I could not determine if manpage.rst is auto-generated, so I did not edit that file in case it is.

thp commented 1 year ago

I could not determine if manpage.rst is auto-generated, so I did not edit that file in case it is.

Please do edit it and then run update-manpages.sh and check in the results (the manpages are generated from the ReStructuredText files).

thp commented 1 year ago

Looks good so far. Need to fix CI (unrelated to this PR).

thp commented 1 year ago

Please rebase against master so that the CI tests can run though (see #733).

trevorshannon commented 1 year ago

Thanks for taking a look. I made the edit to manpage.rst and ran bash update-manpages.sh. There are more edits than I expected to the man pages, so perhaps the source and output were out of sync? I've never used sphinx; maybe there is also some sphinx user setting that's different between our two setups. I'm happy to change anything if needed.

thp commented 1 year ago

Thanks for taking a look. I made the edit to manpage.rst and ran bash update-manpages.sh. There are more edits than I expected to the man pages, so perhaps the source and output were out of sync? I've never used sphinx; maybe there is also some sphinx user setting that's different between our two setups. I'm happy to change anything if needed.

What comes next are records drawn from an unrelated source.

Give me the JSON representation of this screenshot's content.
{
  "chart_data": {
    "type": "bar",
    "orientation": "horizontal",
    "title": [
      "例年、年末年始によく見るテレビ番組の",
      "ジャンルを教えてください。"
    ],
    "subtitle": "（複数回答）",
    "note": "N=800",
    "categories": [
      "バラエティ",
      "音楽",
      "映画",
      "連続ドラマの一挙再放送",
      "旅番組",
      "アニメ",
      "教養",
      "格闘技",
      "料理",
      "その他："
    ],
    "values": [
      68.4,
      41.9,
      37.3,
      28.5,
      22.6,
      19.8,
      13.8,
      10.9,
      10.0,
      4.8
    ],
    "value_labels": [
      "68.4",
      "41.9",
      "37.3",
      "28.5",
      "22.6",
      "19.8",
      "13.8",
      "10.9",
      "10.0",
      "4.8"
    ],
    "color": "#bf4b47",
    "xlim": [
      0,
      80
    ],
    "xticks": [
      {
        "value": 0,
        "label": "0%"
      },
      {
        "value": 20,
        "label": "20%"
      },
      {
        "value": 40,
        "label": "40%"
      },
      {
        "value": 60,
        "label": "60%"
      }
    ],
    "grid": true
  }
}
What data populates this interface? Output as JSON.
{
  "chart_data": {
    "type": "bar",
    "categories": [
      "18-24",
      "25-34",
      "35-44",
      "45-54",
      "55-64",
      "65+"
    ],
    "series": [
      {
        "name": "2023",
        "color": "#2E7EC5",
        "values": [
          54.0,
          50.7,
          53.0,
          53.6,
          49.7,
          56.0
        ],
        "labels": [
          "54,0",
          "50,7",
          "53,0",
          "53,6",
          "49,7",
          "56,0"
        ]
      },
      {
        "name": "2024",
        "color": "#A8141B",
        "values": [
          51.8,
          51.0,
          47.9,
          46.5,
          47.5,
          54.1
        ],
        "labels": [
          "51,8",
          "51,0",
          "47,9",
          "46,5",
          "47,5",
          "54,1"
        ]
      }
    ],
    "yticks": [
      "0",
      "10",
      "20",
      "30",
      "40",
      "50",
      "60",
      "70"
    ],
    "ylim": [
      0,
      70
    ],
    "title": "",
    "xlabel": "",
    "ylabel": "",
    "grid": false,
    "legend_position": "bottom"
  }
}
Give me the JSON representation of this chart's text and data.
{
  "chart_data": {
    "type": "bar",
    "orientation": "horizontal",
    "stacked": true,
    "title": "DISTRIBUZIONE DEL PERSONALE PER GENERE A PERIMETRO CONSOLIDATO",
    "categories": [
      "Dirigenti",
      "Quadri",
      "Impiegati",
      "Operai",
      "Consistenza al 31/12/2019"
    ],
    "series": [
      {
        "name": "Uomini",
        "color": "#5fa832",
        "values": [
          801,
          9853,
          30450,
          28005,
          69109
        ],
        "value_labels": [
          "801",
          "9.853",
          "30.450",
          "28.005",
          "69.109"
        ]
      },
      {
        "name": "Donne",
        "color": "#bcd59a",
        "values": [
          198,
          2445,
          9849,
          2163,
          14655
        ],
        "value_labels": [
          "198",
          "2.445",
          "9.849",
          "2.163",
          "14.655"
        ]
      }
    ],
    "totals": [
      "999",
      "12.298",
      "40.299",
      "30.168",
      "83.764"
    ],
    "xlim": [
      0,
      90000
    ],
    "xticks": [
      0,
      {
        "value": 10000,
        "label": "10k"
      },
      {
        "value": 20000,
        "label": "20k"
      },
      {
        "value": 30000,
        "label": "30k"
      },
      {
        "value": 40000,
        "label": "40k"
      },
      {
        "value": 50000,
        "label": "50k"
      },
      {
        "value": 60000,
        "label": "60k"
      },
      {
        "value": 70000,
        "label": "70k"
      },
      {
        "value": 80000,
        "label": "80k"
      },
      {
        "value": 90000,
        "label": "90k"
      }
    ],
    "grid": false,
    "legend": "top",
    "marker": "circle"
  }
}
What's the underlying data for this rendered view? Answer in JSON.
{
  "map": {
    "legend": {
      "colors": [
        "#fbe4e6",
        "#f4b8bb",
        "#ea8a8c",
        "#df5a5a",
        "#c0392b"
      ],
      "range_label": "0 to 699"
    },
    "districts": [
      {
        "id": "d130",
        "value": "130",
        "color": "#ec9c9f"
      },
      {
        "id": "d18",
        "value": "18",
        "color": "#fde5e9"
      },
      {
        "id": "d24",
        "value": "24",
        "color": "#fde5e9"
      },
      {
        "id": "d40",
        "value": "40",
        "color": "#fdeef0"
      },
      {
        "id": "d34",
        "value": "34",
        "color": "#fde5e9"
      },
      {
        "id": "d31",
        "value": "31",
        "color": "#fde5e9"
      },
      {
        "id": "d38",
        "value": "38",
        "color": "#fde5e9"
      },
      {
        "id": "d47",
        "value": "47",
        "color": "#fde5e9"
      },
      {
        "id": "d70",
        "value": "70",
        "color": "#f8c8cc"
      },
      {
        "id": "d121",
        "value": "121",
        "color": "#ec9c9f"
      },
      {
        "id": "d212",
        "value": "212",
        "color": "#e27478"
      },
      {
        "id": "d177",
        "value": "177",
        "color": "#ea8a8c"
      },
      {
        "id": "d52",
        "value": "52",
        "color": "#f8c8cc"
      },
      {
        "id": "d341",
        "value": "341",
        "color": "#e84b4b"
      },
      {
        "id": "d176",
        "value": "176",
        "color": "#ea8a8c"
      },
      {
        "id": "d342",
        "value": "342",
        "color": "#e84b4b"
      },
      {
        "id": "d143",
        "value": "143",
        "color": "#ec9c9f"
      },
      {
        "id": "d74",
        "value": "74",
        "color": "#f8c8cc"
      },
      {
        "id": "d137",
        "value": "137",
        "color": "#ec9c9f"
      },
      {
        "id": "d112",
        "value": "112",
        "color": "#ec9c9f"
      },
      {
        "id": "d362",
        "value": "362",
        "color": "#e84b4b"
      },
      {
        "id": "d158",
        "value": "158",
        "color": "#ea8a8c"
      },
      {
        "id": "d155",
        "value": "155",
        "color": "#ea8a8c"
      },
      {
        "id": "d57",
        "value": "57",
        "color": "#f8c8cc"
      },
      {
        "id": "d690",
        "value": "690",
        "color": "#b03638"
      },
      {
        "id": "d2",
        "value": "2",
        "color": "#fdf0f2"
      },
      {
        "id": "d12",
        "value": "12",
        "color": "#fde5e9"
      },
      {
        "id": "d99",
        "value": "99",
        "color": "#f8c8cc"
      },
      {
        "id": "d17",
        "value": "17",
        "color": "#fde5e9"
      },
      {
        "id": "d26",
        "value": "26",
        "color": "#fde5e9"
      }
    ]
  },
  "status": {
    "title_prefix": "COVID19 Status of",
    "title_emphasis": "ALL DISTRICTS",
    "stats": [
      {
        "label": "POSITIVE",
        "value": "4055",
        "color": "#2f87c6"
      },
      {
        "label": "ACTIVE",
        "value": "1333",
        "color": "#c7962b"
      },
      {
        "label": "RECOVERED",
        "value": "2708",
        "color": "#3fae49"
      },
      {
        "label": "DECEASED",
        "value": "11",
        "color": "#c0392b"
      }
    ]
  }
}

Yeah you're right. If you don't mind, maybe just update the sources in docs/ and not yet re-generate the manpages (I can do that as part of the next release) (basically remove the changes in share/man/ from 436b4dec7b7986c796c49ef8c075e06f817ffb8e). Would that work for you (git rebase + edit the commit and remove the share/man changes)? I think after that change, if I haven't missed something, this is ready to be merged.

trevorshannon commented 1 year ago

No problem, please take a look!